Damn that jab burned like hell, and since then, my arm has been painful and achey and feels like I’ve been in an left-handed arm-wrestling match with [insert name of insanely strong left-handed person here].

And even looking closely at it, I can’t even see the jab hole.

My arm should be huge and red and swollen. It should be pulsating and spitting blood and pus.

It looks perfectly normal.

I am sorely tempted to wear it in a sling until it feels normal again. And possibly walk with a limp.

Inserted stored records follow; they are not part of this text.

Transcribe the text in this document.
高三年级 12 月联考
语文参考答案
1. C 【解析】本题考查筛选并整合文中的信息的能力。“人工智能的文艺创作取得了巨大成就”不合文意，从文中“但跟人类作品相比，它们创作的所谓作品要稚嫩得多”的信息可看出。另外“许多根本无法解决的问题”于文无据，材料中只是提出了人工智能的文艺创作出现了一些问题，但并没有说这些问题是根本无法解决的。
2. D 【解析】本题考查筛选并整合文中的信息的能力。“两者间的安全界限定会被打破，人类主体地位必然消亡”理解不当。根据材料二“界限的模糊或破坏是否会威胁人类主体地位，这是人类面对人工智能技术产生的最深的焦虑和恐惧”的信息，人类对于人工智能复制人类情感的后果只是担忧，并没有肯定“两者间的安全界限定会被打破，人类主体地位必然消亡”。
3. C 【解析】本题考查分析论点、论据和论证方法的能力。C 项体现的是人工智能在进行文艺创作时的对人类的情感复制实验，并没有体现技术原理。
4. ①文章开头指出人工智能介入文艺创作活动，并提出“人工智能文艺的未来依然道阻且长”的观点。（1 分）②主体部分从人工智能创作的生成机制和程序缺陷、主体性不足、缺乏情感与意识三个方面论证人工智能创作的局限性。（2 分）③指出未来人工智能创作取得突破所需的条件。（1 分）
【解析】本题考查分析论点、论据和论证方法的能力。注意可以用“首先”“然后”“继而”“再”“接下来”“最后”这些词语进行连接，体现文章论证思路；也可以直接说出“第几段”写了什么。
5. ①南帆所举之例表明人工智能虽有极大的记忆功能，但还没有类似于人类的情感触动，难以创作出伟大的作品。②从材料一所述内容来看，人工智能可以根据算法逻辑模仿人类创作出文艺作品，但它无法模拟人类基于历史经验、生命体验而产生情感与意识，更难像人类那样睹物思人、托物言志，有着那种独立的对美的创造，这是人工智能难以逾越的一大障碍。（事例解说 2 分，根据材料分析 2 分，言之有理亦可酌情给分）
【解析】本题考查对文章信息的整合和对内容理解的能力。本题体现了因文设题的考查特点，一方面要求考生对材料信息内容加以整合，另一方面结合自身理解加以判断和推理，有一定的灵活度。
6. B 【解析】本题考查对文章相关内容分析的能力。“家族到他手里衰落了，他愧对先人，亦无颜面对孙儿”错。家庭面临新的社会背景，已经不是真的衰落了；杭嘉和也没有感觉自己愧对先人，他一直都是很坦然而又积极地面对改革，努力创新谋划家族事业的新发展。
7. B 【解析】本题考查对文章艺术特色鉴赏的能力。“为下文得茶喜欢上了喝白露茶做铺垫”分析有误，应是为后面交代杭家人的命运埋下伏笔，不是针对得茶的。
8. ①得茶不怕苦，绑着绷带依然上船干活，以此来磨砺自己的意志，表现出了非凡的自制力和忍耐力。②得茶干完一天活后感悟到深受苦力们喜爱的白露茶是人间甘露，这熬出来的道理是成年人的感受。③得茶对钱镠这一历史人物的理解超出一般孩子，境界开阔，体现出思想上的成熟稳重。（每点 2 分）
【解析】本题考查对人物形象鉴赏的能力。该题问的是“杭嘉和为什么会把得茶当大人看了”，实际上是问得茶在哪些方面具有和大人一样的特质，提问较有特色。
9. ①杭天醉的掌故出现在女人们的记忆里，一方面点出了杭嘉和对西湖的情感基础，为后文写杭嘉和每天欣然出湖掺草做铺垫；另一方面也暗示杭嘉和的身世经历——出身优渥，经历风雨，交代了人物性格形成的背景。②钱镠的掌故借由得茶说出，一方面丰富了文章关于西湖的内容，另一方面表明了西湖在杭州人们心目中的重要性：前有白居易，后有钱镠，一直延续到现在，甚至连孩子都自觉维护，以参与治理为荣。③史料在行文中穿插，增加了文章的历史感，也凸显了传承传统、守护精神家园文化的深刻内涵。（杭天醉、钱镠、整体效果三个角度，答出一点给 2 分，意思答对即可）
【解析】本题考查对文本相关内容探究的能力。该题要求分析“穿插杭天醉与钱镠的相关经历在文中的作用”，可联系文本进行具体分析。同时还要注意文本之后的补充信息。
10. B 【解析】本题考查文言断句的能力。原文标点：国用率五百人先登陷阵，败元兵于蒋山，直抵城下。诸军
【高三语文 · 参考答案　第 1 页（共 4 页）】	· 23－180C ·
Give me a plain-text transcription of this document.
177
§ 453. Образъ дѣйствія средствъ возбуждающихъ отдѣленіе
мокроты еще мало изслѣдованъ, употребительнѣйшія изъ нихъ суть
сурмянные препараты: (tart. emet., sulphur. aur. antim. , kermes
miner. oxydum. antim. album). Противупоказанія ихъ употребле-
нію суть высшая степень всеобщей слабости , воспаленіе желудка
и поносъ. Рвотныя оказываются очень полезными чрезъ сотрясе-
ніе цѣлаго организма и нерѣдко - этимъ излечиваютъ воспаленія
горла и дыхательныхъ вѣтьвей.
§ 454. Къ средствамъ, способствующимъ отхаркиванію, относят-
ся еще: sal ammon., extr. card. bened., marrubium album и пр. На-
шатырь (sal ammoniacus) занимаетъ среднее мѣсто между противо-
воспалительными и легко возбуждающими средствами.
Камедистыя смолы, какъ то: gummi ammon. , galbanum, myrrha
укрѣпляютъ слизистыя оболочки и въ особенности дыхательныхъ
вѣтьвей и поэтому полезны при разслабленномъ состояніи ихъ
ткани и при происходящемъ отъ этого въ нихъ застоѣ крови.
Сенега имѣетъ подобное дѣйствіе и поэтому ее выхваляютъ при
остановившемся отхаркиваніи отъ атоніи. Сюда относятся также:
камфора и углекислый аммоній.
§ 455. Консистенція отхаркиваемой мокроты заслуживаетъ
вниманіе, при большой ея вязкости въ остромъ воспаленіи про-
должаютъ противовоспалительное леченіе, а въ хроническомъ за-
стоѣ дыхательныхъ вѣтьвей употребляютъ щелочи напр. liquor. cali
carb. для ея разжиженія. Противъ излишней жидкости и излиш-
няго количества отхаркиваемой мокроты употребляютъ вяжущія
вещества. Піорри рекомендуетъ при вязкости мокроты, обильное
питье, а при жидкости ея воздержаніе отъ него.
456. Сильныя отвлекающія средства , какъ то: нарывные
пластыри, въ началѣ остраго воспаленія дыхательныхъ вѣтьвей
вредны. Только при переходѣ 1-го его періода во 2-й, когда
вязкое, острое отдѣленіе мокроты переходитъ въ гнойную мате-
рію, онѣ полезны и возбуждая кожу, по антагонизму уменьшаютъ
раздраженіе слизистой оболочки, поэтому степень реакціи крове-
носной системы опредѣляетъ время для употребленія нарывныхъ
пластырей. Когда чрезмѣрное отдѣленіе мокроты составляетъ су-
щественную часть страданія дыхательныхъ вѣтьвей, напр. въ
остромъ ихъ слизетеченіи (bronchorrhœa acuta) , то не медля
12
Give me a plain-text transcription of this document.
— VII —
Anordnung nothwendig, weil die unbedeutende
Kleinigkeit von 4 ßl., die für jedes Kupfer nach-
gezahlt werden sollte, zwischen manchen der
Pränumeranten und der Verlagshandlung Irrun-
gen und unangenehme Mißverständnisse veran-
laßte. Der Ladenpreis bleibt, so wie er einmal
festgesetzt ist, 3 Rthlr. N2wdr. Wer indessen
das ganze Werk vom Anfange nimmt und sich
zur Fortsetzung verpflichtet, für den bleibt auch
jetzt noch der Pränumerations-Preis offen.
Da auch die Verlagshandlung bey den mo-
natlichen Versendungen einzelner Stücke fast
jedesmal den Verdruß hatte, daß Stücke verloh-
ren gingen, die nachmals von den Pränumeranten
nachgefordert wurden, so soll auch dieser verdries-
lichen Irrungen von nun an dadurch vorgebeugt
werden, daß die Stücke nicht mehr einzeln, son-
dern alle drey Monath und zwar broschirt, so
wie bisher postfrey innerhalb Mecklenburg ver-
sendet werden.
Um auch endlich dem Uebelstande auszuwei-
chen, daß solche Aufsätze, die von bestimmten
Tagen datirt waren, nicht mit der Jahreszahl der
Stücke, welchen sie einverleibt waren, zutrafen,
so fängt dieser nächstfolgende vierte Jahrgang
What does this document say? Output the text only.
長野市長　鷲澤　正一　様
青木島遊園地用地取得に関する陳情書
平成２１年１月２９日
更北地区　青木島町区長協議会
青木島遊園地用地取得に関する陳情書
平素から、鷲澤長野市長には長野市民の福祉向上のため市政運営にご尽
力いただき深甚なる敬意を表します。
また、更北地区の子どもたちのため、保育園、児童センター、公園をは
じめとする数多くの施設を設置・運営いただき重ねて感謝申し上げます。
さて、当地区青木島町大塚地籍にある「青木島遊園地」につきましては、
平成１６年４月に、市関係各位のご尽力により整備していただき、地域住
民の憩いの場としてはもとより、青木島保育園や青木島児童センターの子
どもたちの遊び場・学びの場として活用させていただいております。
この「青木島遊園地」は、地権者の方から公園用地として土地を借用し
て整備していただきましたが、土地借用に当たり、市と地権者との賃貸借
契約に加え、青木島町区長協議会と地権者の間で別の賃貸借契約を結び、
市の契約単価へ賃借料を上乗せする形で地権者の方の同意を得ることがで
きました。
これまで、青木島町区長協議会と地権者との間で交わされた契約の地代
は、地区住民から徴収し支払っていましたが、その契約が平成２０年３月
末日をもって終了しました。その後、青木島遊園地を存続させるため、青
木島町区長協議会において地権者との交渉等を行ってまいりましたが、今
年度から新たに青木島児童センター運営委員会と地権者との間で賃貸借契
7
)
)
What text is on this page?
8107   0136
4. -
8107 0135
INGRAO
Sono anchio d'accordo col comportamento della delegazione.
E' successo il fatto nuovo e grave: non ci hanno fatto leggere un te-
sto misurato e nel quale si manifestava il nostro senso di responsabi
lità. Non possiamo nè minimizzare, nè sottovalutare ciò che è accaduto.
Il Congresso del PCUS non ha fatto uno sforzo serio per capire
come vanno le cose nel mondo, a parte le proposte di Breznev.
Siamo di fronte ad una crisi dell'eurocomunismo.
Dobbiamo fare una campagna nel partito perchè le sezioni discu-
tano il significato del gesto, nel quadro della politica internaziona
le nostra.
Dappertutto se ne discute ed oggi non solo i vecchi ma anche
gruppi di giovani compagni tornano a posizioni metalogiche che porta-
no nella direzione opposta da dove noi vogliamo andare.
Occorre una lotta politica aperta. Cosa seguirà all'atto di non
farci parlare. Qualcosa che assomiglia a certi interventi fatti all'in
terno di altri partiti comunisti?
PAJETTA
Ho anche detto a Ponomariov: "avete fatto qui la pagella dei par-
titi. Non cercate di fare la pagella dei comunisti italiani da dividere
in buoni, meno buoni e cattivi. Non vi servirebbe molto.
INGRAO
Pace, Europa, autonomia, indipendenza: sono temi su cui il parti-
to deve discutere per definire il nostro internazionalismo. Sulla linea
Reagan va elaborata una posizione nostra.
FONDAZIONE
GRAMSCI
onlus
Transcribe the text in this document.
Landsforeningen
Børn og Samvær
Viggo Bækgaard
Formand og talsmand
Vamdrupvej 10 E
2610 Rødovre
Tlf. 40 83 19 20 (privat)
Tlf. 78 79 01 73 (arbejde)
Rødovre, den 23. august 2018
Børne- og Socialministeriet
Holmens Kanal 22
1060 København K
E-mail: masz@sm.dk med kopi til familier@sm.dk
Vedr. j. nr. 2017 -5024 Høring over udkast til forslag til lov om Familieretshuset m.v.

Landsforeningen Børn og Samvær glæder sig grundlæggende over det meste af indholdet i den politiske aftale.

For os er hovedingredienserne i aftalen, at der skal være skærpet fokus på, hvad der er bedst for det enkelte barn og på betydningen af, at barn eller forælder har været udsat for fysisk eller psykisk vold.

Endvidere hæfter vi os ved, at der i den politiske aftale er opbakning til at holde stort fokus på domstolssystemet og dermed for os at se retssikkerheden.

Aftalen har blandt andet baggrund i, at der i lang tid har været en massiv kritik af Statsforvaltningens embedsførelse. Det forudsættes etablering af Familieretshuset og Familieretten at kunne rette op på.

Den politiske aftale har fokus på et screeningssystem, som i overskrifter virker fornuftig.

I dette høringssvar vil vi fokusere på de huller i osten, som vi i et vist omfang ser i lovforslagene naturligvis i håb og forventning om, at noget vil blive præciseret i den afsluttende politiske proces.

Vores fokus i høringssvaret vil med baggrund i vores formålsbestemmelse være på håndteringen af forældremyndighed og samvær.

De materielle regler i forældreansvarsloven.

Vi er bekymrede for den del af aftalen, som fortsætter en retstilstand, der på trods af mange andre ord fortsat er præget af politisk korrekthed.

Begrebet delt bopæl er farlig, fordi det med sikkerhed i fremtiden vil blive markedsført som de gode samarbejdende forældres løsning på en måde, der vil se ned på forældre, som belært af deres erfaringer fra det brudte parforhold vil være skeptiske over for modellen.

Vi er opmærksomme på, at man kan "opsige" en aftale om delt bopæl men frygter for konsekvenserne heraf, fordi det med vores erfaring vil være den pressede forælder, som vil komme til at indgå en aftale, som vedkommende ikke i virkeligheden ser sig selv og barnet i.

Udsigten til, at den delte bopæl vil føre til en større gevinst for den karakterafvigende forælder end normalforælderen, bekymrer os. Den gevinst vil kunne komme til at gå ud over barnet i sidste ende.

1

Back ache, headaches, belly aches, they’re all unfairly invisible and yet cripplingly painful at times. In my case, the same goes for buises. The number of times I thought I’d have a massive lump or bruise or black eye after some epic act of clumsiness, and no, not even the tiniest of blemishes. The bumps and lumps hurt like hell but are always perfectly invisible.

THAT IS SO NOT FAIR!

Some doctors say that laughter is a healer. I say that when you’re ill (not badly terminally ill, just the regular daily woes) what you want more than laughter, more than ice cream and jelly, more than daytime TV and a hot water bottle, is pity. “Oh you poor thing”, “Oh that must really hurt”, “Please, take my seat on the bus, sit down, put your feet up and here, have my donut, no, I insist”. That’s what you want to hear. You don’t WANT to have to explain at length to everyone you meet just how painful this invisible thing is, because then you just come across as whiney. Instant pity on sight, that’s what you need.

.

Have I mentioned that my arm REALLY hurts?